In general, one could say that, if these amendments proceed, noting a person’s interest in an insurance policy will have the same effect as naming them as an insured under the policy. A possible consequence will be that insurers will need to consider increased premiums or amended terms if the inclusion of third party beneficiaries would alter the risk profile under the policy.
Subrogation - new rules to replace section 67
Section 67 of the Act currently sets out the rights of the insurer and the insured regarding subrogation.
The Bill would replace section 67 by rules which apply where an insurer that is liable under a general insurance policy in respect of a loss has a right of subrogation in respect of the loss and an amount is recovered (whether by the insurer or the insured or jointly) in respect of the loss.
The new rules have been revised to reflect the wording of a draft provision dealing with subrogation proposed by the Australian Law Reform Commission in its review of the Marine Insurance Act 1909.
The new rules have also been extended to apply to third party beneficiaries.
As a result, insurers will need to consider their current practices having regard to these new default rules and amend their policies and procedures where applicable. Insurance brokers will need to consider how any such changes will impact on their client’s rights.
ASIC's power to intervene and be represented in proceedings
Presently, ASIC has the broad responsibility for the general administration of the Act.
However, as discussed earlier, a new section 11F will be inserted by the Bill that gives ASIC powers to intervene and to be represented in proceedings.

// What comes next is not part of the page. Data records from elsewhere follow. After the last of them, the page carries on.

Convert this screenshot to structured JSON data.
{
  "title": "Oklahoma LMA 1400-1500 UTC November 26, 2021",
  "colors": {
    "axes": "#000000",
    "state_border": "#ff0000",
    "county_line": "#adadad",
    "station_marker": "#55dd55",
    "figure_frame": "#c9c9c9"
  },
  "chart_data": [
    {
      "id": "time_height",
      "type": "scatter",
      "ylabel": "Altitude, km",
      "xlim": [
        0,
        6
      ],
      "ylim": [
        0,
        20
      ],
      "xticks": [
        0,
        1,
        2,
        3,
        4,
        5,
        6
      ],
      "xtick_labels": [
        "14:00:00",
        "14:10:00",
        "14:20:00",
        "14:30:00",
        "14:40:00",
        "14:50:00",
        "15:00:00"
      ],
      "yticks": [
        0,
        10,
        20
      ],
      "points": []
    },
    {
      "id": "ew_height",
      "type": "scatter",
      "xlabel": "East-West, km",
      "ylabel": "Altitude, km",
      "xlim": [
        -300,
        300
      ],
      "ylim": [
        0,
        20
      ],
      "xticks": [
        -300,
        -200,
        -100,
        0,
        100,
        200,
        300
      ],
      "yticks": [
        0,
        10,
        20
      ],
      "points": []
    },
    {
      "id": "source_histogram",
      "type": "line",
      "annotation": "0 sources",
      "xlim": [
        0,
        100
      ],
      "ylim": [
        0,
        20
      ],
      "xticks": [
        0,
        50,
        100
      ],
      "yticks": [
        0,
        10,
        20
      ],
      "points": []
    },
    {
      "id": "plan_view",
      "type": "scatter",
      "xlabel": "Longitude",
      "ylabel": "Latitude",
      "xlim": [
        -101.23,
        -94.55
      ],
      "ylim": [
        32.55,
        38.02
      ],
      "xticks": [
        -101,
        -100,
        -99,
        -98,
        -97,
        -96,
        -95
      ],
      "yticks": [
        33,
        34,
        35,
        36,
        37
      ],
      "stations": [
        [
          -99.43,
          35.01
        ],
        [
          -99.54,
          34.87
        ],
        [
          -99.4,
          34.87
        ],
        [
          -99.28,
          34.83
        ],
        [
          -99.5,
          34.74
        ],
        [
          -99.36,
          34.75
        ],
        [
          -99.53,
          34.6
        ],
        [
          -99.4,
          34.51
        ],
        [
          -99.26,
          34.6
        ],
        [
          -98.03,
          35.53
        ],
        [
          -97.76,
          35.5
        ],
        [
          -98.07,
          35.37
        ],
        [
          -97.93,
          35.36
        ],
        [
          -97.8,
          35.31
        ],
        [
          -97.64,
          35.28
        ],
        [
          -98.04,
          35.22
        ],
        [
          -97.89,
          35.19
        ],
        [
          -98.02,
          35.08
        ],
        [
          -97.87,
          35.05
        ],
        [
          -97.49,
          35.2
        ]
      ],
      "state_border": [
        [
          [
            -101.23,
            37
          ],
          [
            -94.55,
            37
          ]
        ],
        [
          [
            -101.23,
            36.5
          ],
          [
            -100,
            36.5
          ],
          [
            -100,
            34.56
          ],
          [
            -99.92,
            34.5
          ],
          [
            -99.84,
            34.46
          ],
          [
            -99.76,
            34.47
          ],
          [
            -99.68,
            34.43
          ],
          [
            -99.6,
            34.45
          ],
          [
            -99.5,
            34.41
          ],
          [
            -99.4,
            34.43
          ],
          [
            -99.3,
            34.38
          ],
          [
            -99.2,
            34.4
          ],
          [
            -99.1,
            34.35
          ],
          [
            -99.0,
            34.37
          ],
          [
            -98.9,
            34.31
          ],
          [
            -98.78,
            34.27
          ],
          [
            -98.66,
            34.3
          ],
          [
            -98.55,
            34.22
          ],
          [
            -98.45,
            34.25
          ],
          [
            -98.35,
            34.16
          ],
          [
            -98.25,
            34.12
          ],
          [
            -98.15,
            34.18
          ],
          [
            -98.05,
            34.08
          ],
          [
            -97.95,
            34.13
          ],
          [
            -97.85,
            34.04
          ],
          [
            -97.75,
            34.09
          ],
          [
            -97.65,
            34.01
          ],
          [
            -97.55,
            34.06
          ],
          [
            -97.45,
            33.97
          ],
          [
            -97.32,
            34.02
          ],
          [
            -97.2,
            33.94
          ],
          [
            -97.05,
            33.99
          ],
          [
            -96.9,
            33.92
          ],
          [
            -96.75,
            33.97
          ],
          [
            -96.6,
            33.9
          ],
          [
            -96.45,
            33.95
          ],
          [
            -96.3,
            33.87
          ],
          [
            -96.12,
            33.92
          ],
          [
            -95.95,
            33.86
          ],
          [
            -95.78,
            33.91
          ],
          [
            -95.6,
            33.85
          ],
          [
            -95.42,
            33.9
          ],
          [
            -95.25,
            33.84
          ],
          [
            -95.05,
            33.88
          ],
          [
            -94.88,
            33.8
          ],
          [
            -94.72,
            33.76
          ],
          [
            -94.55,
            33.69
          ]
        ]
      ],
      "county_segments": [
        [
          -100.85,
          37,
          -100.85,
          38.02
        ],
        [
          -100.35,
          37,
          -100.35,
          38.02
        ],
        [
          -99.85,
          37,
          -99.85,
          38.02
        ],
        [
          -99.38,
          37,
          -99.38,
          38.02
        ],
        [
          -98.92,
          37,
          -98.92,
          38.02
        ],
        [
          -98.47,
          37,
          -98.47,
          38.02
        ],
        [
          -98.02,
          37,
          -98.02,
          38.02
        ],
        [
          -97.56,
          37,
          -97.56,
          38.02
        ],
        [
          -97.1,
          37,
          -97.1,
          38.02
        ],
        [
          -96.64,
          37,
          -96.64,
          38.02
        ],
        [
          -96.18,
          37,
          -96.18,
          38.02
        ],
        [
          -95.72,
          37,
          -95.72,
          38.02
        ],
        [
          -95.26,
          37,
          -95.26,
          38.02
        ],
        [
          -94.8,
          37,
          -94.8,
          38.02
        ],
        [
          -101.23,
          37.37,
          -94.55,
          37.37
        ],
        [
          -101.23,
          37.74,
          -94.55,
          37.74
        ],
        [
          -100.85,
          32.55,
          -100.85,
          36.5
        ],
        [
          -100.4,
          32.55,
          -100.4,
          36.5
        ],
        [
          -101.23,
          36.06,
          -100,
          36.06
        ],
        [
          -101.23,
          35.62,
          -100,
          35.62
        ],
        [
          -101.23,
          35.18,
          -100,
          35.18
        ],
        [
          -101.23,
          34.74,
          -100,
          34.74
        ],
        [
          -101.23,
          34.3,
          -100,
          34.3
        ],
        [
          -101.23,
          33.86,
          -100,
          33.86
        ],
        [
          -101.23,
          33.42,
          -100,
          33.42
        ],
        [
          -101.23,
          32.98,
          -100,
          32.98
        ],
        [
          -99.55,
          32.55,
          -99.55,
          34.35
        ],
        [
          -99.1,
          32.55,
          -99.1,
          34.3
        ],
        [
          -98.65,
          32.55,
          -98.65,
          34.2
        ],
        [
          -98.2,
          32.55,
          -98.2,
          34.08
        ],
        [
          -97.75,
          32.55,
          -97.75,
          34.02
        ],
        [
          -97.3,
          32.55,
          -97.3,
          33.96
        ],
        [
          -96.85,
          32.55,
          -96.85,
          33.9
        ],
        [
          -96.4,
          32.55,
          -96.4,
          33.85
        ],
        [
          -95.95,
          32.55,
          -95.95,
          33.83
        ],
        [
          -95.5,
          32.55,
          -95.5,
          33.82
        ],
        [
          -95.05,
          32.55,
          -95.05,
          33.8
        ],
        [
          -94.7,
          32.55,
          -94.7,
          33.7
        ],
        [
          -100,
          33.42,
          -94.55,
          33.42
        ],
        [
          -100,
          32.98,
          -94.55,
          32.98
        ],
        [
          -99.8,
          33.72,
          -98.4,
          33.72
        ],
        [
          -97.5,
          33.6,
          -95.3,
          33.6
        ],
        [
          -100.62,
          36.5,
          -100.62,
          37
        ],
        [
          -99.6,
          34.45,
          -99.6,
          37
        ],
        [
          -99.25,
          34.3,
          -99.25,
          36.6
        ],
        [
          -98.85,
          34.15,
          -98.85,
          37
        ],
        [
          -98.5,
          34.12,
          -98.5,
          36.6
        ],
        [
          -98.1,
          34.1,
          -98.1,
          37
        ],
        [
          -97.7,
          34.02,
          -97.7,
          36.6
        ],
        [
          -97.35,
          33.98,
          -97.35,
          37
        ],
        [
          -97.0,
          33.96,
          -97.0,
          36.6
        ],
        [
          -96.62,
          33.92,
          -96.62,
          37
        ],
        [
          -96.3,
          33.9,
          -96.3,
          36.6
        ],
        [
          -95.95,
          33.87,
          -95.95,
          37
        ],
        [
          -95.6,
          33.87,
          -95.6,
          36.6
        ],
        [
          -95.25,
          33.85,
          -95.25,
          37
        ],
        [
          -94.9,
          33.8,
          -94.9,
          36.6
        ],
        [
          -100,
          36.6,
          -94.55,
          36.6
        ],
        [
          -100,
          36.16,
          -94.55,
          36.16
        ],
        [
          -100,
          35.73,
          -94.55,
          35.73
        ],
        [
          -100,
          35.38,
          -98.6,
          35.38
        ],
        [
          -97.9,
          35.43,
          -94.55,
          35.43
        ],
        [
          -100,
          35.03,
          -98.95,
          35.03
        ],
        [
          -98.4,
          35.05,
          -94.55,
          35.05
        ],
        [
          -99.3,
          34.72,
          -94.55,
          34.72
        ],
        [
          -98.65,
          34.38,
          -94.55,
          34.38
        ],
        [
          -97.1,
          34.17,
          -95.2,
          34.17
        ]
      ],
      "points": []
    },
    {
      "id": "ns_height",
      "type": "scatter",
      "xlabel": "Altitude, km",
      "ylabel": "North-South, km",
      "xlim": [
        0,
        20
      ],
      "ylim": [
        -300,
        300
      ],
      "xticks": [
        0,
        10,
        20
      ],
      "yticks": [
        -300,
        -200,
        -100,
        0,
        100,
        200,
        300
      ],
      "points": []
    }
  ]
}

ASIC can intervene in matters concerning the Act. The provision is similar to the power which ASIC has to intervene under the Corporations Act. ASIC can also intervene in matters concerning Part 3 of the Medical Indemnity (Prudential Supervision and Product Standards) Act 2003.
This new provision provides the regulator with another power for the purposes of its regulation of the financial services / insurance sector.
Insurers need to be aware of ASIC's new powers to intervene and also to pursue an insurer for breach of section 13 of the Act.
Other changes which could be introduced by the Bill
Other changes which could be made by the Bill:
- Mixed workers compensation and common law personal injury cover would be excluded from the Act.
- However, other types of bundled insurance contracts that include Act type cover and non-Act type cover are subject to new rules that effectively split them into separate contracts for the purposes of the Act.
- There could also be a number of significant changes made to life insurance products in the areas of non-disclosure, cancellation and the rights of the third party beneficiaries.
This article is an abridged version of a presentation given by Patrick Monahan to the Lloyd's market in London in September 2012.